AW C'MON MISS MURDER, YOU ACTUALLY LOOKED FOR FACTS TO DO THIS REVIEW? IT'S A SYFY ORIGINAL MOVIE FOR CRYING OUT LOUD, WASN'T THERE ENOUGH TO LAUGH AT WITHOUT GETTING ALL TECHNICAL?



Sharknado (2013)

Yes. Yes there was. In fact, that's why I watched the movie in the first place - so many people have been talking about it, especially with the release of Sharknado 2: The Second One... <laughs and gets soda up nose> umm, excuse me a minute...





<Coughing>  Okay, so I missed the last umpteen years of Shark Week so I know practically nothing about them except when they're used in movies they're either huge beyond reality, or <starts coughing again> falling out of the sky. Sharks, although related to fish, are not fish but neither are they mammal. That means they DO NOT BREATHE AIR. They must depend on saltwater passing through their gills to get oxygen - that means they must always be moving. But unfortunately they didn't move fast enough to escape this movie. Oh and contrary to this movie, they would not survive in a chlorinated swimming pool, fresh water, or the sewer either.

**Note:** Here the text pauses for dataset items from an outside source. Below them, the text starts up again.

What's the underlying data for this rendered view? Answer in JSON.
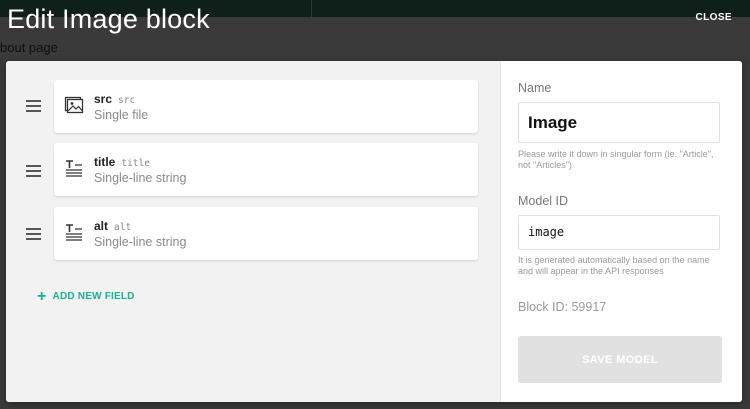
{
  "dialog": {
    "title": "Edit Image block",
    "close_label": "CLOSE"
  },
  "background": {
    "page_text": "bout page"
  },
  "fields": [
    {
      "name": "src",
      "api_key": "src",
      "type": "Single file",
      "icon": "image-file-icon"
    },
    {
      "name": "title",
      "api_key": "title",
      "type": "Single-line string",
      "icon": "text-field-icon"
    },
    {
      "name": "alt",
      "api_key": "alt",
      "type": "Single-line string",
      "icon": "text-field-icon"
    }
  ],
  "add_field_label": "ADD NEW FIELD",
  "form": {
    "name_label": "Name",
    "name_value": "Image",
    "name_hint": "Please write it down in singular form (ie. \"Article\", not \"Articles\")",
    "model_id_label": "Model ID",
    "model_id_value": "image",
    "model_id_hint": "It is generated automatically based on the name and will appear in the API responses",
    "block_id": "Block ID: 59917",
    "save_label": "SAVE MODEL"
  },
  "colors": {
    "accent": "#15b58f",
    "save_disabled": "#e1e1e1"
  }
}
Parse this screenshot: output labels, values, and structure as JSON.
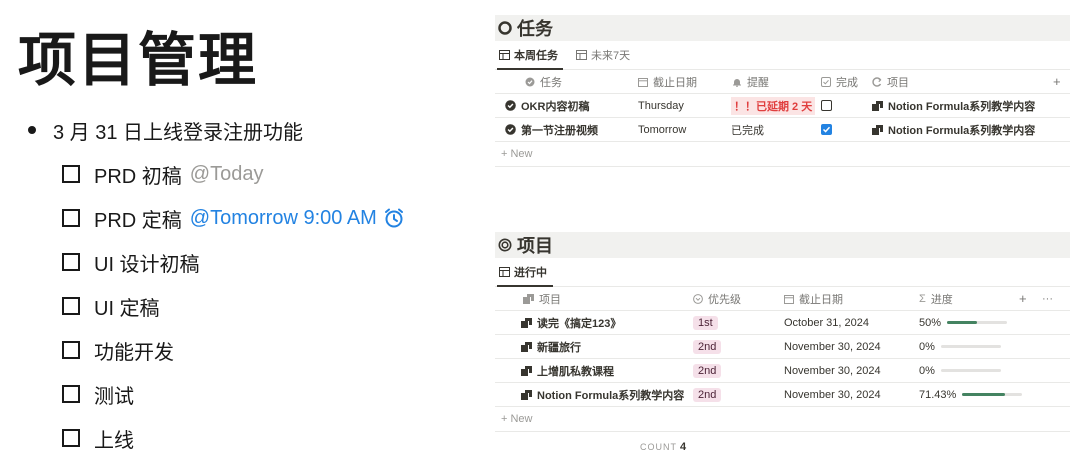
{
  "note": {
    "title": "项目管理",
    "bullet": "3 月 31 日上线登录注册功能",
    "todos": [
      {
        "label": "PRD 初稿",
        "mention": "@Today",
        "mention_style": "gray"
      },
      {
        "label": "PRD 定稿",
        "mention": "@Tomorrow 9:00 AM",
        "mention_style": "blue",
        "icon": "alarm-clock-icon"
      },
      {
        "label": "UI 设计初稿"
      },
      {
        "label": "UI 定稿"
      },
      {
        "label": "功能开发"
      },
      {
        "label": "测试"
      },
      {
        "label": "上线"
      }
    ]
  },
  "tasks_db": {
    "title": "任务",
    "title_icon": "circle-icon",
    "views": [
      "本周任务",
      "未来7天"
    ],
    "columns": [
      "任务",
      "截止日期",
      "提醒",
      "完成",
      "项目"
    ],
    "add_column": "+",
    "rows": [
      {
        "task": "OKR内容初稿",
        "due": "Thursday",
        "reminder": "！！已延期 2 天",
        "reminder_style": "overdue",
        "done": false,
        "project": "Notion Formula系列教学内容"
      },
      {
        "task": "第一节注册视频",
        "due": "Tomorrow",
        "reminder": "已完成",
        "reminder_style": "normal",
        "done": true,
        "project": "Notion Formula系列教学内容"
      }
    ],
    "new_label": "+ New"
  },
  "projects_db": {
    "title": "项目",
    "title_icon": "target-icon",
    "views": [
      "进行中"
    ],
    "columns": [
      "项目",
      "优先级",
      "截止日期",
      "进度"
    ],
    "add_column": "+",
    "more": "···",
    "rows": [
      {
        "project": "读完《搞定123》",
        "priority": "1st",
        "due": "October 31, 2024",
        "progress_label": "50%",
        "progress": 0.5
      },
      {
        "project": "新疆旅行",
        "priority": "2nd",
        "due": "November 30, 2024",
        "progress_label": "0%",
        "progress": 0
      },
      {
        "project": "上增肌私教课程",
        "priority": "2nd",
        "due": "November 30, 2024",
        "progress_label": "0%",
        "progress": 0
      },
      {
        "project": "Notion Formula系列教学内容",
        "priority": "2nd",
        "due": "November 30, 2024",
        "progress_label": "71.43%",
        "progress": 0.7143
      }
    ],
    "new_label": "+ New",
    "count_label": "COUNT",
    "count_value": "4"
  },
  "colors": {
    "accent_blue": "#2383e2",
    "overdue_red": "#e03e3e",
    "progress_green": "#448361",
    "tag_pink": "#f5e0e9"
  }
}
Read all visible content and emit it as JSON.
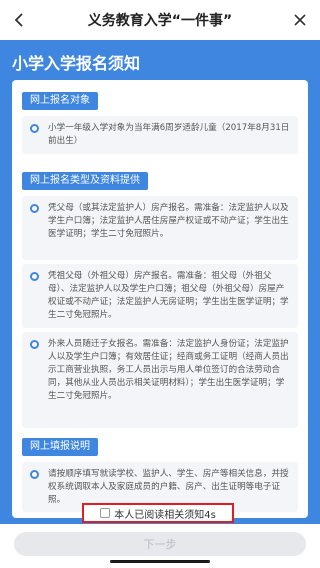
{
  "nav": {
    "title": "义务教育入学“一件事”"
  },
  "panel": {
    "heading": "小学入学报名须知"
  },
  "sections": {
    "s1": {
      "title": "网上报名对象",
      "items": [
        "小学一年级入学对象为当年满6周岁适龄儿童（2017年8月31日前出生）"
      ]
    },
    "s2": {
      "title": "网上报名类型及资料提供",
      "items": [
        "凭父母（或其法定监护人）房产报名。需准备：法定监护人以及学生户口簿；法定监护人居住房屋产权证或不动产证；学生出生医学证明；学生二寸免冠照片。",
        "凭祖父母（外祖父母）房产报名。需准备：祖父母（外祖父母）、法定监护人以及学生户口簿；祖父母（外祖父母）房屋产权证或不动产证；法定监护人无房证明；学生出生医学证明；学生二寸免冠照片。",
        "外来人员随迁子女报名。需准备：法定监护人身份证；法定监护人以及学生户口簿；有效居住证；经商或务工证明（经商人员出示工商营业执照，务工人员出示与用人单位签订的合法劳动合同，其他从业人员出示相关证明材料）；学生出生医学证明；学生二寸免冠照片。"
      ]
    },
    "s3": {
      "title": "网上填报说明",
      "items": [
        "请按顺序填写就读学校、监护人、学生、房产等相关信息，并授权系统调取本人及家庭成员的户籍、房产、出生证明等电子证照。"
      ]
    }
  },
  "agree": {
    "label": "本人已阅读相关须知4s"
  },
  "next_button": {
    "label": "下一步"
  },
  "colors": {
    "accent": "#3f86e0",
    "highlight": "#e02020",
    "disabled_button": "#e6e8ec"
  }
}
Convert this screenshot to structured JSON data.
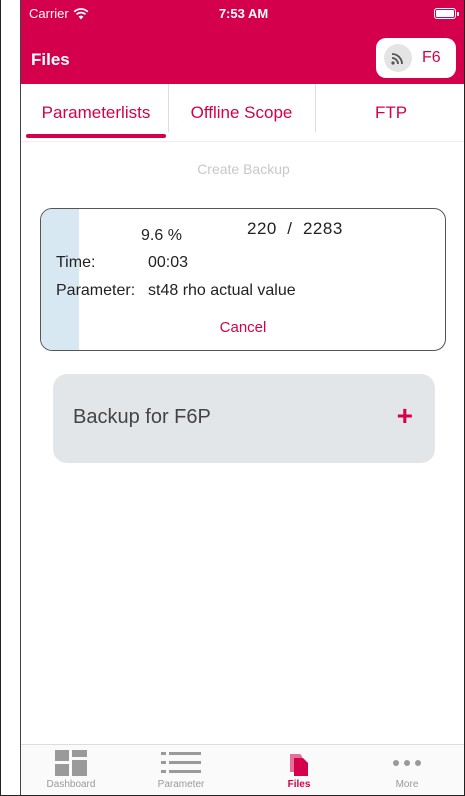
{
  "status_bar": {
    "carrier": "Carrier",
    "time": "7:53 AM"
  },
  "header": {
    "title": "Files",
    "device": "F6"
  },
  "tabs": [
    {
      "label": "Parameterlists",
      "active": true
    },
    {
      "label": "Offline Scope",
      "active": false
    },
    {
      "label": "FTP",
      "active": false
    }
  ],
  "create_backup_label": "Create Backup",
  "progress": {
    "percent_text": "9.6 %",
    "count_text": "220  /  2283",
    "fraction": 0.096,
    "time_label": "Time:",
    "time_value": "00:03",
    "parameter_label": "Parameter:",
    "parameter_value": "st48 rho actual value",
    "cancel_label": "Cancel"
  },
  "backup_item": {
    "label": "Backup for F6P"
  },
  "tabbar": [
    {
      "label": "Dashboard",
      "icon": "dashboard-icon",
      "active": false
    },
    {
      "label": "Parameter",
      "icon": "list-icon",
      "active": false
    },
    {
      "label": "Files",
      "icon": "files-icon",
      "active": true
    },
    {
      "label": "More",
      "icon": "more-icon",
      "active": false
    }
  ],
  "colors": {
    "accent": "#d4004b",
    "progress_fill": "#d8e8f3",
    "card_bg": "#e3e6e8"
  }
}
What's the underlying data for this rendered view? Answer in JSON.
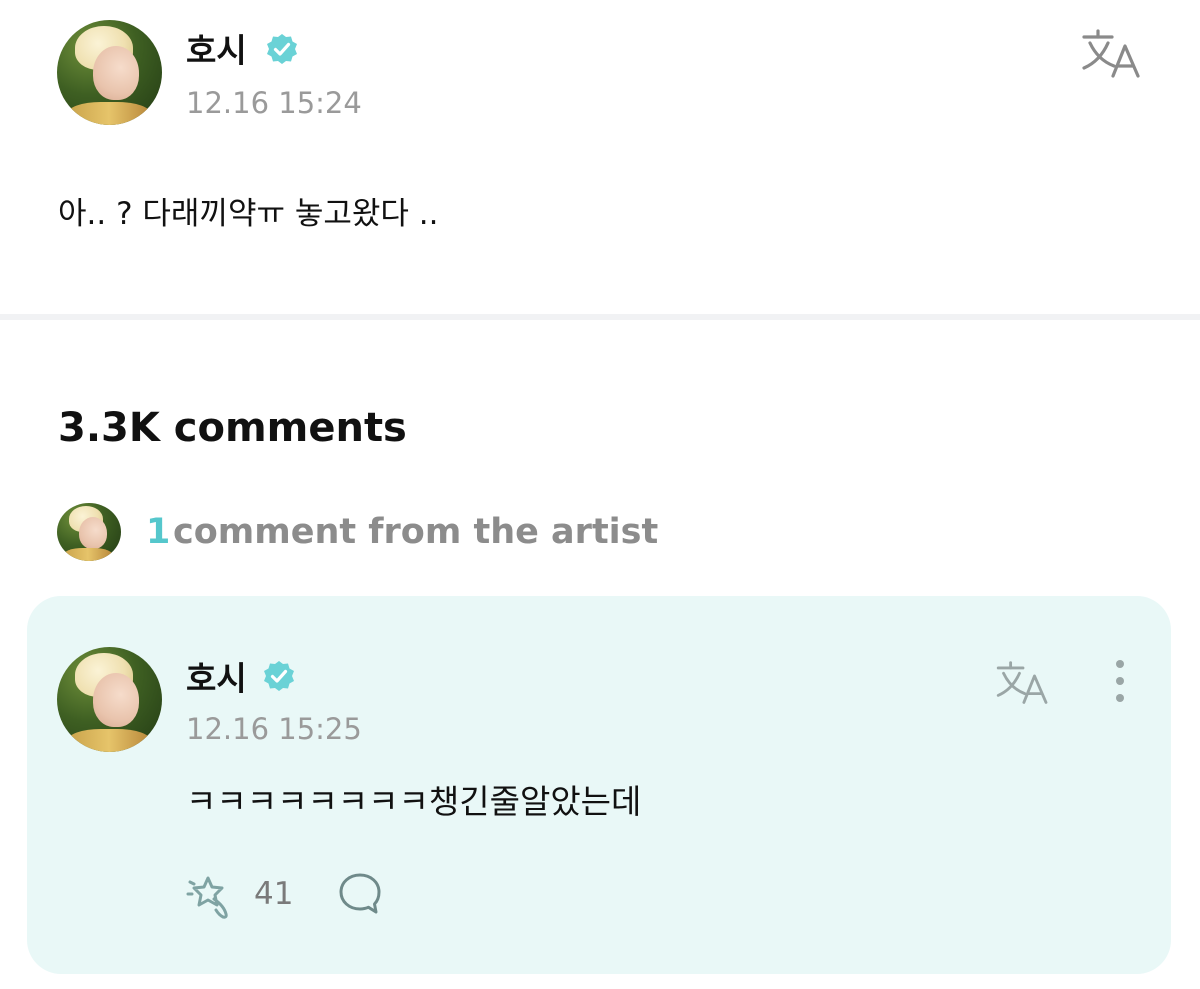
{
  "post": {
    "author": "호시",
    "timestamp": "12.16 15:24",
    "body": "아.. ? 다래끼약ㅠ 놓고왔다 .."
  },
  "comments": {
    "title": "3.3K comments",
    "artist_summary": {
      "count": "1",
      "label": "comment from the artist"
    },
    "artist_comment": {
      "author": "호시",
      "timestamp": "12.16 15:25",
      "body": "ㅋㅋㅋㅋㅋㅋㅋㅋ챙긴줄알았는데",
      "likes": "41"
    }
  },
  "icons": {
    "verified": "verified-badge-icon",
    "translate": "translate-icon",
    "more": "more-vertical-icon",
    "like": "like-icon",
    "reply": "reply-bubble-icon"
  },
  "colors": {
    "accent": "#55c7cc",
    "card_background": "#e9f8f7",
    "muted_text": "#9a9a9a"
  }
}
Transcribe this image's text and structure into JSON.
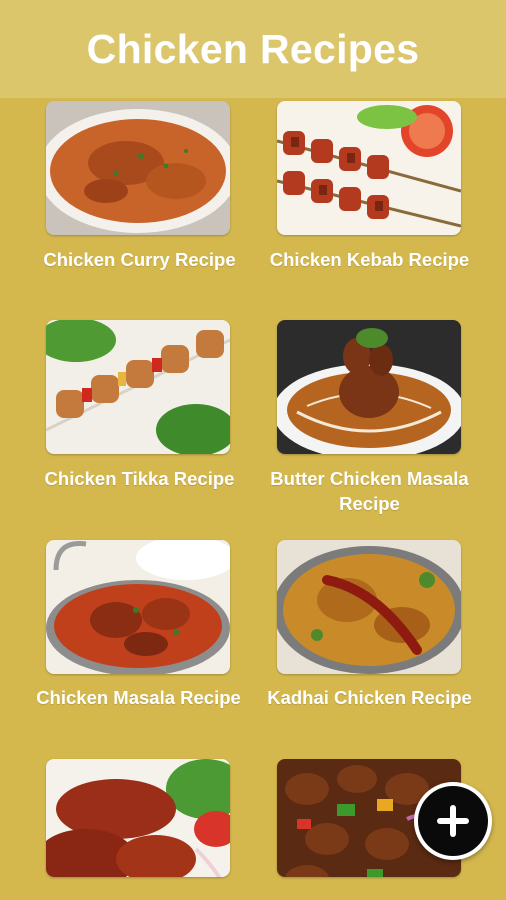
{
  "header": {
    "title": "Chicken Recipes"
  },
  "recipes": [
    {
      "label": "Chicken Curry Recipe",
      "image": "chicken-curry-photo"
    },
    {
      "label": "Chicken Kebab Recipe",
      "image": "chicken-kebab-photo"
    },
    {
      "label": "Chicken Tikka Recipe",
      "image": "chicken-tikka-photo"
    },
    {
      "label": "Butter Chicken Masala Recipe",
      "image": "butter-chicken-photo"
    },
    {
      "label": "Chicken Masala Recipe",
      "image": "chicken-masala-photo"
    },
    {
      "label": "Kadhai Chicken Recipe",
      "image": "kadhai-chicken-photo"
    },
    {
      "label": "",
      "image": "tandoori-chicken-photo"
    },
    {
      "label": "",
      "image": "chilli-chicken-photo"
    }
  ],
  "fab": {
    "icon": "plus-icon"
  },
  "colors": {
    "background": "#d4b84e",
    "header": "#dcc66c",
    "text": "#ffffff",
    "fab": "#0a0a0a"
  }
}
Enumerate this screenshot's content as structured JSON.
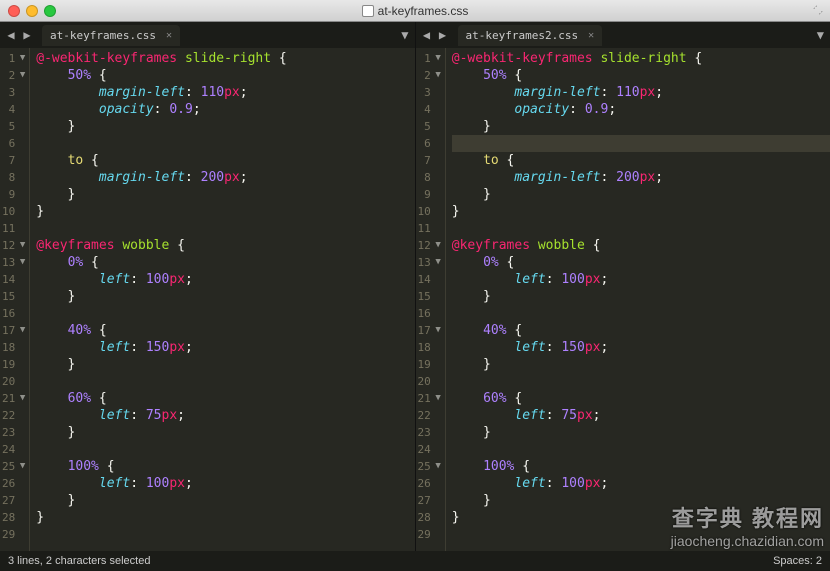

Now Sharknado is incredibly easy to make fun of. In fact, it's gained kind of a cult status of people doing just that. It also seems to do something to the mind though. The hubby started watching it with me and after 20 minutes he said 'I'm done.' So the next day I thought I'd finish it. Woof. I have never... then the hubby found out I finished it and said 'I thought we were going to watch it together.' Umm, what? 

Okay. I said, "Let's start from the beginning and watch the whole thing, the ending's the best (because it's the end - pffft)." We sat and watched and after 20 minutes (Where have I heard this before?) he said 'I'm done.' 'No no no no... you have to watch to the end, that's the big payoff.' He groaned and rolled his eyes but watched it to the end. And then said, 'Why did you have me watch this? I NEVER want to see this again. I can't believe...'


So my only conclusion is that Sharknado must cause slight bleeding in the brain that leads to memory loss. He didn't remember not wanting to watch it, then wanted to watch it, then asked why he watched it when it was done. I kept a close eye on him for the rest of the weekend, looking for bleeding from the ears (or clear liquid, that's bad too) or nosebleeds. Other than a zombie-like trance for a day or two, he seems to have recovered.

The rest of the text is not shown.